Final answer:
To get her experimental results closer to the predicted results, Lisa should continue with more rolls; the results will statistically align with the predicted probability as the number of rolls increases.
Step-by-step explanation:
Lisa is conducting an experiment which involves rolling a pair of number cubes numbered from 1 through 6. Rolling the sum of 12 is predicted to occur only 1 out of every 36 times. Given that Lisa has already rolled three 12s out of 10 rolls, to get her results closer to the predicted results, she should opt for option (c) Continue with more rolls; the results will eventually align. Over a small number of trials, such as 10 rolls, there is a high possibility of deviation from the predicted probability.
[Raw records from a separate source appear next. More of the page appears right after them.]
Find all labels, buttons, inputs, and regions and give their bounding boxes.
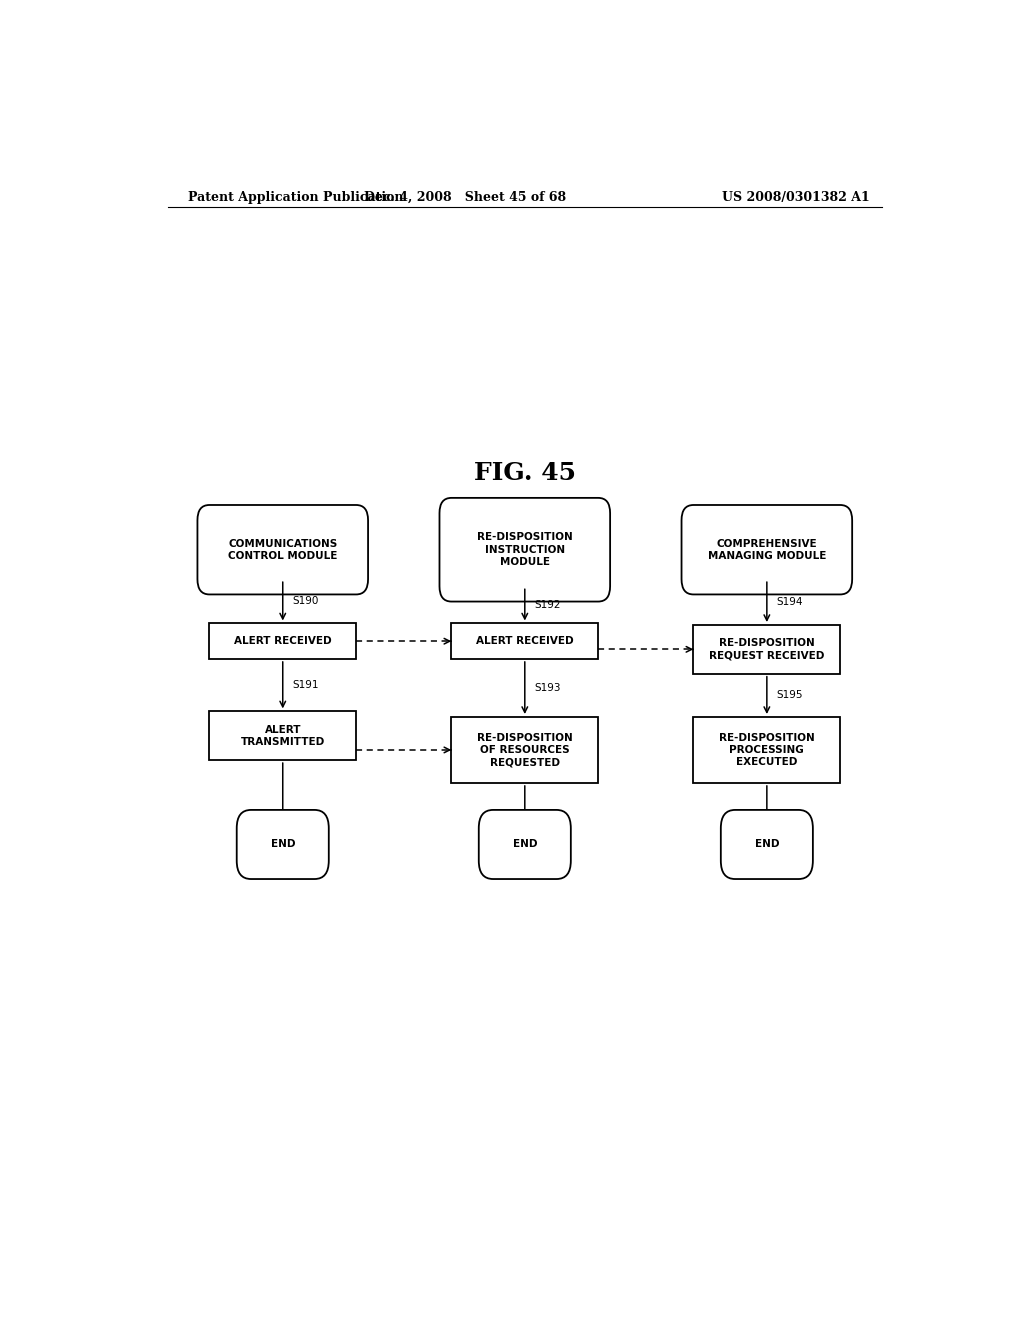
Bar <box>209 711 356 760</box>
Text: S192: S192 <box>535 599 561 610</box>
Text: S195: S195 <box>776 690 803 701</box>
FancyBboxPatch shape <box>682 506 852 594</box>
FancyBboxPatch shape <box>198 506 368 594</box>
Text: Dec. 4, 2008   Sheet 45 of 68: Dec. 4, 2008 Sheet 45 of 68 <box>365 190 566 203</box>
Text: COMPREHENSIVE
MANAGING MODULE: COMPREHENSIVE MANAGING MODULE <box>708 539 826 561</box>
FancyBboxPatch shape <box>721 810 813 879</box>
Text: Patent Application Publication: Patent Application Publication <box>187 190 403 203</box>
Text: END: END <box>270 840 295 850</box>
Bar <box>693 624 841 673</box>
Text: RE-DISPOSITION
OF RESOURCES
REQUESTED: RE-DISPOSITION OF RESOURCES REQUESTED <box>477 733 572 767</box>
Bar <box>209 623 356 659</box>
FancyBboxPatch shape <box>237 810 329 879</box>
Text: S193: S193 <box>535 682 561 693</box>
Text: S191: S191 <box>292 680 318 690</box>
Text: END: END <box>513 840 537 850</box>
Bar <box>452 717 598 783</box>
Text: US 2008/0301382 A1: US 2008/0301382 A1 <box>722 190 870 203</box>
FancyBboxPatch shape <box>479 810 570 879</box>
Text: END: END <box>755 840 779 850</box>
Text: S194: S194 <box>776 597 803 607</box>
Text: ALERT RECEIVED: ALERT RECEIVED <box>476 636 573 647</box>
Text: COMMUNICATIONS
CONTROL MODULE: COMMUNICATIONS CONTROL MODULE <box>228 539 338 561</box>
Text: RE-DISPOSITION
REQUEST RECEIVED: RE-DISPOSITION REQUEST RECEIVED <box>710 638 824 660</box>
Text: ALERT RECEIVED: ALERT RECEIVED <box>233 636 332 647</box>
Text: RE-DISPOSITION
INSTRUCTION
MODULE: RE-DISPOSITION INSTRUCTION MODULE <box>477 532 572 568</box>
Text: S190: S190 <box>292 597 318 606</box>
FancyBboxPatch shape <box>439 498 610 602</box>
Text: RE-DISPOSITION
PROCESSING
EXECUTED: RE-DISPOSITION PROCESSING EXECUTED <box>719 733 815 767</box>
Text: FIG. 45: FIG. 45 <box>474 462 575 486</box>
Bar <box>452 623 598 659</box>
Text: ALERT
TRANSMITTED: ALERT TRANSMITTED <box>241 725 325 747</box>
Bar <box>693 717 841 783</box>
However, as the number of rolls increases, the experimental probability tends to get closer to the theoretical probability because of the law of large numbers which states that as a trial (like rolling dice) is conducted more times, the long-term relative frequency of an outcome will converge to its theoretical probability.
This means if Lisa increases the number of rolls, her experimental results should become more consistent with the 1 out of 36 prediction for rolling a sum of 12. Options a) Increase the number of rolls to 100 and c) Continue with more rolls suggest doing this. Adjusting the dice to favor a sum of 12 as suggested in option d) would not make the dice fair, and thereby would distort the experiment's purpose which is to study the natural occurrence of the sum of 12. Therefore, continuing with more rolls is the right course of action for Lisa.